Making Information Radiators Work
By Adrian Sutton
With Agile and Continuous Integration becoming popular, a significant number of development teams are using information radiators – mostly focussed on showing the latest build status. Information radiators are a very powerful way to aid communication and subtly adjust a team’s behaviour and attitude. The catch however is that it can be quite hard to control how you subtly adjust the team’s attitude because the pressure to change is so subtle.
Probably the best example of information radiators working against the team is displaying build status when the build almost always fails. Since the screen is continuously red it quickly desensitises the team and actually encourages them to ignore test failures – exactly the opposite to the desired behaviour.
The key to making information radiators work is to think long and hard about everything that is and isn’t displayed there in great detail – positioning, font size, colour, groupings and relations all impact the information that is being radiated. For example, if the aim is to encourage the team to quickly notice and fix test failures and tests that fail are marked in red, then it’s vital that any information on that radiator which is red is something the team should treat as top priority to fix. If it’s not the same priority as a broken test then put it on a different radiator or make it a different colour.
If you’re suffering with a lot of intermittent test failures, focus on the number of failures rather than just showing a red screen constantly. Displaying the number of failures in a font size that increases with the number of failing tests can add a useful distinction. As the intermittency is reduced, increase the rate that the font size ramps up – that way a “bad” test run stays roughly the same font size.
Another common mistake is to boldly display failures for nightly runs all day long. Information that only changes once a day shouldn’t be permanently on a radiator – use email, IM or other methods to keep people informed of the status. Another option is to bundle up a group of things that are concerning when they fail but can’t be fixed quickly for whatever reason and group them together on one display. That way they are separated from the “fix this now” type of things like unit tests and are less likely to desensitise the team.

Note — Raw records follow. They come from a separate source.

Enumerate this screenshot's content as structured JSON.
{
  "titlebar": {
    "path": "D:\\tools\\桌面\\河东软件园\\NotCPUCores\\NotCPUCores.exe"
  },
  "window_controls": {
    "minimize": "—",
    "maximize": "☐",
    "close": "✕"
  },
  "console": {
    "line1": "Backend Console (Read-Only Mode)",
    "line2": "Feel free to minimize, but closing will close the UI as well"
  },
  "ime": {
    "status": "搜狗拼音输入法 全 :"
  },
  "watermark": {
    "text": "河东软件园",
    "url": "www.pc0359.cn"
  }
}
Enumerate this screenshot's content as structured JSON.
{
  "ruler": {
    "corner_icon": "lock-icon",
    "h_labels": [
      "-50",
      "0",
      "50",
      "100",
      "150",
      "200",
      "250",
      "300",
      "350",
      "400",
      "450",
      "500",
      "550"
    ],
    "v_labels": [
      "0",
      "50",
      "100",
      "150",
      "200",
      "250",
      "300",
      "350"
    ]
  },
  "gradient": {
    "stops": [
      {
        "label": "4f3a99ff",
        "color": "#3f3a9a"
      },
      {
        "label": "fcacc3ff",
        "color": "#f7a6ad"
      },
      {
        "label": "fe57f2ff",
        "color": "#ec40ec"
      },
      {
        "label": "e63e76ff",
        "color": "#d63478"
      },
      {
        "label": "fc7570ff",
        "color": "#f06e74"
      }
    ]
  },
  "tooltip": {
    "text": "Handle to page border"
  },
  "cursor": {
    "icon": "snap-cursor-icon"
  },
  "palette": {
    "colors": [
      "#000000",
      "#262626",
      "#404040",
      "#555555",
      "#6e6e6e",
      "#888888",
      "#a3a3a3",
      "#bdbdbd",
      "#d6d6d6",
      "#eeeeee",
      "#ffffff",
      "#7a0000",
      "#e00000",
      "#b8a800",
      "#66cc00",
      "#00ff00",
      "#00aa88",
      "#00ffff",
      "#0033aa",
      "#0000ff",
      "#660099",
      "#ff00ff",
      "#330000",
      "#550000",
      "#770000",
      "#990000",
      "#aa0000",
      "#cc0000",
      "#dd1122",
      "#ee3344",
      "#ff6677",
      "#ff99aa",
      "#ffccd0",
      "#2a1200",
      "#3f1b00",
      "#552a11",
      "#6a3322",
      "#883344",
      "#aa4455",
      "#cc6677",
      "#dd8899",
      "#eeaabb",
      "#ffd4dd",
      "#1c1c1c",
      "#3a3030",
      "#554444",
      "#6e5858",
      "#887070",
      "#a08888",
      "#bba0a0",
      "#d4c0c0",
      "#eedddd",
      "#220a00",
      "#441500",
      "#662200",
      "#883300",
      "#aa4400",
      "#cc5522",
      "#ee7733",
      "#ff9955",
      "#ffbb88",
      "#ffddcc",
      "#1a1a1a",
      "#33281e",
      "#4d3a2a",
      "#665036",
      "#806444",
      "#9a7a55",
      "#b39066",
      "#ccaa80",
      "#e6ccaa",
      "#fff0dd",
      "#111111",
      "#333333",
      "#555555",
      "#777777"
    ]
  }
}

Finally, make sure you carefully chose the type of visualisation. Red/green works well for things that are absolute – either passing or failing, but it can’t show trends. Graphs can be powerful to show trends over type but aren’t as good at highlighting wether or not the current value is in a range. For showing ranges or magnitude, consider using gauges etc. There are plenty of other types of visualisations that are useful in different situations so make sure the one you pick is suitable for the type of data you’re visualising.
With a little bit of careful thought and planning, combined with ongoing tweaking and improvement information radiators can dramatically improve the effectiveness of your team and push them towards the right kind of habits. Used correctly, they are one of the most important tools in software development.